DMARD not superior to oral therapy in long-term treatment of patients with JIA

A retrospective analysis of methotrexate (MTX) safety data found that injection of this disease-modifying anti-rheumatic drug (DMARD) was not superior to oral therapy in long-term treatment of patients with juvenile idiopathic arthritis (JIA). Findings published in Arthritis Care & Research, a peer-reviewed journal of the American College of Rheumatology (ACR), suggest that with similar efficacy and tolerability the more comfortable oral approach may be more suitable to treat pediatric arthritis patients.

There are a number of chronic arthritis conditions, collectively referred to as JIA, that affect children and teens. Medical evidence reports JIA incidence ranges from 10 to 100 per 100,000 children under 16 years of age, making it the most common chronic pediatric inflammatory disease. In the U.S. the ACR estimates that 294,000 children are diagnosed with JIA, which can lead to severe disability.
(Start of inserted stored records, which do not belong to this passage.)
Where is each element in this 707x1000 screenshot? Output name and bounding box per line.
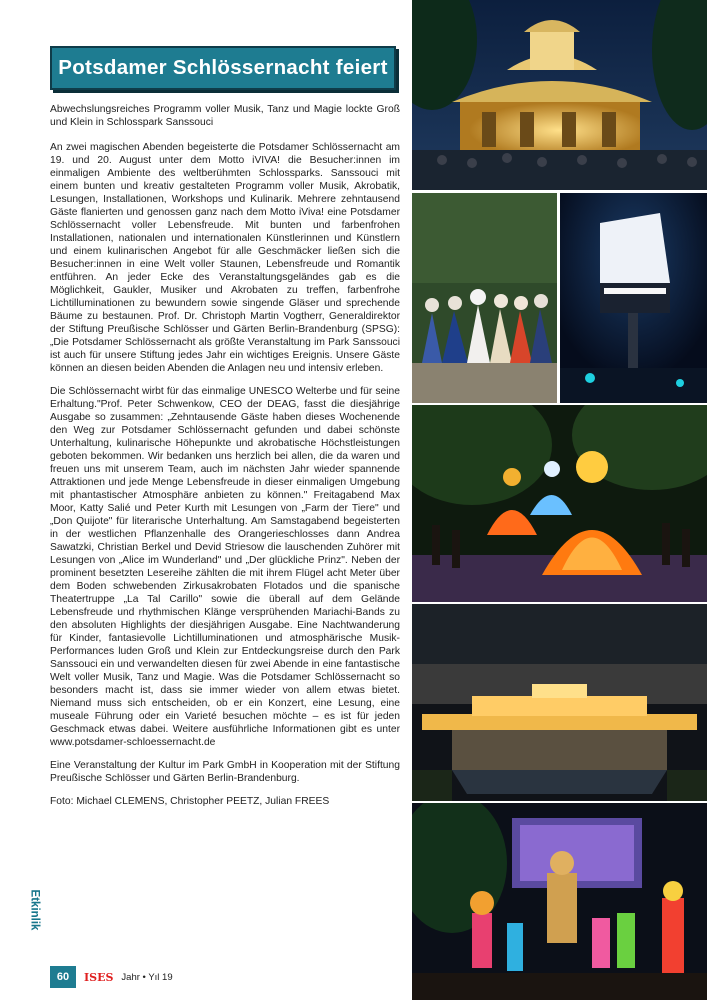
- photo-credit: Foto: Michael CLEMENS, Christopher PEETZ, Julian FREES: [50, 796, 330, 807]
- photo-costumed-performers: [412, 193, 557, 403]
- photo-orangery-aerial: [412, 604, 707, 801]
- photo-flower-stiltwalkers: [412, 405, 707, 602]
- photo-floating-piano: [560, 193, 707, 403]
- article-title: Potsdamer Schlössernacht feiert: [58, 56, 388, 79]
- photo-lantern-figures: [412, 803, 707, 1000]
- article-paragraph-1: An zwei magischen Abenden begeisterte die Potsdamer Schlössernacht am 19. und 20. August unter dem Motto iVIVA! die Besucher:innen im einmaligen Ambiente des weltberühmten Schlossparks. Sanssouci mit einem bunten und kreativ gestalteten Programm voller Musik, Akrobatik, Lesungen, Installationen, Workshops und Kulinarik. Mehrere zehntausend Gäste flanierten und genossen ganz nach dem Motto iViva! eine Potsdamer Schlössernacht voller Lebensfreude. Mit bunten und farbenfrohen Installationen, nationalen und internationalen Künstlerinnen und Künstlern und einem kulinarischen Angebot für alle Geschmäcker ließen sich die Besucher:innen in eine Welt voller Staunen, Lebensfreude und Romantik entführen. An jeder Ecke des Veranstaltungsgeländes gab es die Möglichkeit, Gaukler, Musiker und Akrobaten zu treffen, farbenfrohe Lichtilluminationen zu bewundern sowie singende Gläser und sprechende Bäume zu bestaunen. Prof. Dr. Christoph Martin Vogtherr, Generaldirektor der Stiftung Preußische Schlösser und Gärten Berlin-Brandenburg (SPSG): „Die Potsdamer Schlössernacht als größte Veranstaltung im Park Sanssouci ist auch für unsere Stiftung jedes Jahr ein wichtiges Ereignis. Unsere Gäste können an diesen beiden Abenden die Anlagen neu und intensiv erleben.: [50, 142, 400, 374]
- article-paragraph-3: Eine Veranstaltung der Kultur im Park GmbH in Kooperation mit der Stiftung Preußische Schlösser und Gärten Berlin-Brandenburg.: [50, 760, 400, 784]
- article-title-banner: [50, 46, 396, 90]
- page-footer: [50, 966, 270, 988]
- page-number: 60: [50, 966, 76, 988]
- issue-label: Jahr • Yıl 19: [121, 971, 173, 983]
- article-paragraph-2: Die Schlössernacht wirbt für das einmalige UNESCO Welterbe und für seine Erhaltung."Prof. Peter Schwenkow, CEO der DEAG, fasst die diesjährige Ausgabe so zusammen: „Zehntausende Gäste haben dieses Wochenende den Weg zur Potsdamer Schlössernacht gefunden und dabei schönste Unterhaltung, kulinarische Höhepunkte und akrobatische Höchstleistungen geboten bekommen. Wir bedanken uns herzlich bei allen, die da waren und freuen uns mit unserem Team, auch im nächsten Jahr wieder spannende Attraktionen und jede Menge Lebensfreude in dieser einmaligen Umgebung mit phantastischer Atmosphäre anbieten zu können." Freitagabend Max Moor, Katty Salié und Peter Kurth mit Lesungen von „Farm der Tiere" und „Don Quijote" für literarische Unterhaltung. Am Samstagabend begeisterten in der westlichen Pflanzenhalle des Orangerieschlosses dann Andrea Sawatzki, Christian Berkel und Devid Striesow die lauschenden Zuhörer mit Lesungen von „Alice im Wunderland" und „Der glückliche Prinz". Neben der prominent besetzten Lesereihe zählten die mit ihrem Flügel acht Meter über dem Boden schwebenden Zirkusakrobaten Flotados und die spanische Theatertruppe „La Tal Carillo" sowie die überall auf dem Gelände Lebensfreude und rhythmischen Klänge versprühenden Mariachi-Bands zu den absoluten Highlights der diesjährigen Ausgabe. Eine Nachtwanderung für Kinder, fantasievolle Lichtilluminationen und atmosphärische Musik-Performances luden Groß und Klein zur Entdeckungsreise durch den Park Sanssouci ein und verwandelten diesen für zwei Abende in eine fantastische Welt voller Musik, Tanz und Magie. Was die Potsdamer Schlössernacht so besonders macht ist, dass sie immer wieder von allem etwas bietet. Niemand muss sich entscheiden, ob er ein Konzert, eine Lesung, eine museale Führung oder ein Varieté besuchen möchte – es ist für jeden Geschmack etwas dabei. Weitere ausführliche Informationen gibt es unter www.potsdamer-schloessernacht.de: [50, 386, 400, 748]
- article-lead: Abwechslungsreiches Programm voller Musik, Tanz und Magie lockte Groß und Klein in Schlosspark Sanssouci: [50, 104, 400, 128]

Previous studies have confirmed the safety and efficacy of MTX, which is one of most common first line DMARD treatments for arthritis. While side effects such as nausea and vomiting may limit MTX use in children, the type of delivery method may also pose a significant burden to the patients," explains Dr. Ariane Klein from Asklepios Klinik in Sankt Augustin, Germany. "Our study compares the efficacy of oral MTX to injection of the drug and to assess side effects in children with JIA."

Using data collected by the German Methotrexate Registry since 2005, researchers identified JIA patients who were treated with MTX for at least 6 months and who did not receive additional biologic therapies. Participants who changed their MTX approach during the observation period were excluded. The study groups consisted of 259 (63%) patients who received oral MTX and 152 (32%) patients receiving MTX injections. In both groups, patients had a median age of ten years, two-thirds were female, and all received a comparable dose of MTX.

A clinical response (efficacy) based on the PedACR 30 score after six months of MTX therapy was found in 72% receiving oral therapy and 73% of patients using injections. At least one adverse event was reported in 22% of patients in the oral cohort compared to 27% in the injection therapy group. Researchers found that significantly more patients receiving MTX injections discontinued treatment due to adverse events compared to those on oral treatment at 11% versus 5%, respectively.

Dr. Klein concludes, "Our analysis found that efficacy and tolerability of MTX was similar in both delivery methods. The often unpopular MTX injection did not appear to be superior to oral administration and may likely be spared without clinical consequences." The authors advised further controlled studies to determine the best application route of MTX treatment in patients with juvenile arthritis."